The early faces of the Philharmonic Society’s founding member, Anna Cleves Dent, are included among the many portraits of the concert singer from this era. The early faces of these two leaders represent the styles that were most prevalent in their day. For instance, Dent’s features are very slender with dark eyes, giving him the appearance of deep sleep. His hairline is recessed into a long thinning one, and his face appears much more dreamy than his actual appearance. It is reflected in his artwork, where his realistic portrayal of a waking Cleves brings to life the reflective qualities that the audience hears in his songs.
Thomas Edison’s painting of an early twentieth-century concert singer is also included that illustrates the concert singer’s evolution from his early days in Philadelphia up to his death in 1893 at the age of thirty-three. This famous painting represents the beginnings of Edison’s art transformation during his many years as a professional artist. His early efforts to depict the nouveau movement in fine art had failed miserably, and he needed to look for something different to bring the American dream to the public’s attention. As such, the nouveau movement became the centre point for his paintings as he searched for a medium to bring these visions to fruition.
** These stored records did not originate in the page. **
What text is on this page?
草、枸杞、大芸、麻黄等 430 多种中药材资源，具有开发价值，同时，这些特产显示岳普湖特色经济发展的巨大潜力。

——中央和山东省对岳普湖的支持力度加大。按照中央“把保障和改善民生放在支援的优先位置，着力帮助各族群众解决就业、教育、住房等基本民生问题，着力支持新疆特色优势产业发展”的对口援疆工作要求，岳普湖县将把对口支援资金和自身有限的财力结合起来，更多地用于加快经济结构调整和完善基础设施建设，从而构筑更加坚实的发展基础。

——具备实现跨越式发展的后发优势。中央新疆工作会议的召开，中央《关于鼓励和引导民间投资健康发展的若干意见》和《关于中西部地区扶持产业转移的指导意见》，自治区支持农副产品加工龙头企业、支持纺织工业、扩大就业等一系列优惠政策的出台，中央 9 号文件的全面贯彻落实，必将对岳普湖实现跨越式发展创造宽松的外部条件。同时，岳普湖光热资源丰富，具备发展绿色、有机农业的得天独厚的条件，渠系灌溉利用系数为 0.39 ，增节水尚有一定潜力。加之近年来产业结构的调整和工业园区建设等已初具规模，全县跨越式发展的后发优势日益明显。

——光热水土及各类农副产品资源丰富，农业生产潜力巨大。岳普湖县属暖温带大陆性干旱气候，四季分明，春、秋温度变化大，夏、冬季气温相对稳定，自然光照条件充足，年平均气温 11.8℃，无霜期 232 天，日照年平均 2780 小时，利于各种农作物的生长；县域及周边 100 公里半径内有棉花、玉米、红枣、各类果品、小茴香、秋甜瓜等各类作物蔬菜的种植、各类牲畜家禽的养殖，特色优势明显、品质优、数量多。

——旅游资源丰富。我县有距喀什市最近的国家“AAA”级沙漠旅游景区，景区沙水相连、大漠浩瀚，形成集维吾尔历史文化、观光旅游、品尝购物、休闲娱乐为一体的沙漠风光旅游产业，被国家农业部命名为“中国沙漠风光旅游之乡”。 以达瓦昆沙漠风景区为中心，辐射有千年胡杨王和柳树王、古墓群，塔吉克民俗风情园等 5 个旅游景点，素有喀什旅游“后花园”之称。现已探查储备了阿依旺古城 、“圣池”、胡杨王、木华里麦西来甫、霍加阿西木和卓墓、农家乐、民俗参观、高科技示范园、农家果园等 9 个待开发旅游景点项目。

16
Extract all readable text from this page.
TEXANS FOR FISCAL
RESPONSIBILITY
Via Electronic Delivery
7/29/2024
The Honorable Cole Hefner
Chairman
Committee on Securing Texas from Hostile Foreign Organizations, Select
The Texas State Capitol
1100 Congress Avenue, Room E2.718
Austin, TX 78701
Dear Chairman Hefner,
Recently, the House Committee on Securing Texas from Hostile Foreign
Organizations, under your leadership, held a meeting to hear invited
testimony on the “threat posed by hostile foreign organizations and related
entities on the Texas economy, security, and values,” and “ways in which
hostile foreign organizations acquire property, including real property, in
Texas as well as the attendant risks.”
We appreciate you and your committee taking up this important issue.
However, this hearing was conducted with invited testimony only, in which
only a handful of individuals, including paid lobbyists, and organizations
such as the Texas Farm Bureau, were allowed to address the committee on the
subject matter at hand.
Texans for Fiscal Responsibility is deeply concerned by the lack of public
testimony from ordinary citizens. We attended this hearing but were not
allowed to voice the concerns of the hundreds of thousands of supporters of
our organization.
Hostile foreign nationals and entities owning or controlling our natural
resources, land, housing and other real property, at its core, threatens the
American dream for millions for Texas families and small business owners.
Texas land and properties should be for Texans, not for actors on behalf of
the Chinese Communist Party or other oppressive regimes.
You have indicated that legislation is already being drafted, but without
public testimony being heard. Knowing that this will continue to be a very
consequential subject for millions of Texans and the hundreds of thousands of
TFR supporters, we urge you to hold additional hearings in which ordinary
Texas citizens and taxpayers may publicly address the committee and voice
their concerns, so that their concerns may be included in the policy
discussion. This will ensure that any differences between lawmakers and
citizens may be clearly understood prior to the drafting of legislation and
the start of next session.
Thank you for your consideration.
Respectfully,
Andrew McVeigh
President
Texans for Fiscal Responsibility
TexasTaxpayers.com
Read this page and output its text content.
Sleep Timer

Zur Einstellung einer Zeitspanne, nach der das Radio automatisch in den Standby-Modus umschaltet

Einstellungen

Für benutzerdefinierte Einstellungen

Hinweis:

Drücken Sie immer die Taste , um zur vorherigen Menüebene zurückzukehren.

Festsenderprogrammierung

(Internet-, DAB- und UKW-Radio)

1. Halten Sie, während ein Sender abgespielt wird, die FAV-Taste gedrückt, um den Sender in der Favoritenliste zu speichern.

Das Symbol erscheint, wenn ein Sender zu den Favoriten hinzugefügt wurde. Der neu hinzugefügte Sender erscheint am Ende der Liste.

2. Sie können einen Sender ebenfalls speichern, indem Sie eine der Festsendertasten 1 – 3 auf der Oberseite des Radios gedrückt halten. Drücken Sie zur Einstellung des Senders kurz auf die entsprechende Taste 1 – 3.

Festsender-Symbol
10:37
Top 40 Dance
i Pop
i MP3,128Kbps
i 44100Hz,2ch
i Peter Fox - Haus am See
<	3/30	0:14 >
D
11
Another portrait of an early twentieth-century Philharmonic Society member is that of the late Frankstein Meeks. Meeks’s contributions to society include commissioning of many pieces of art produced from the Philadelphia Museum of Art up to the present. His paintings of the musical group, which are included in the Collections of Music in the Master of Fine Arts Building, reflect the time’s musical tastes that helped define the modern era. Frankstein Meeks was an actual concert singer who enjoyed meeting and performing with some of the greatest minds of the day.
An intriguing and frequently hilarious portrait of the opening bars of an early twentieth-century New York Philharmonic Society is that of Lawrence Olivier. Although the opening bars of this painting may seem to be somewhat haphazardly thrown together, the result is anything. The image is, in fact, a study in form following function, as Olivier poses the viewer with a long and winding armchair as he sings the opening bars of the piece. The painter later pulls the chair back slightly to allow the listener a better view of each note as it glides through the keyboard. The painting thus provides a unique view of an essential event in early music that would not have been possible without the context of this early piano enthusiast’s work.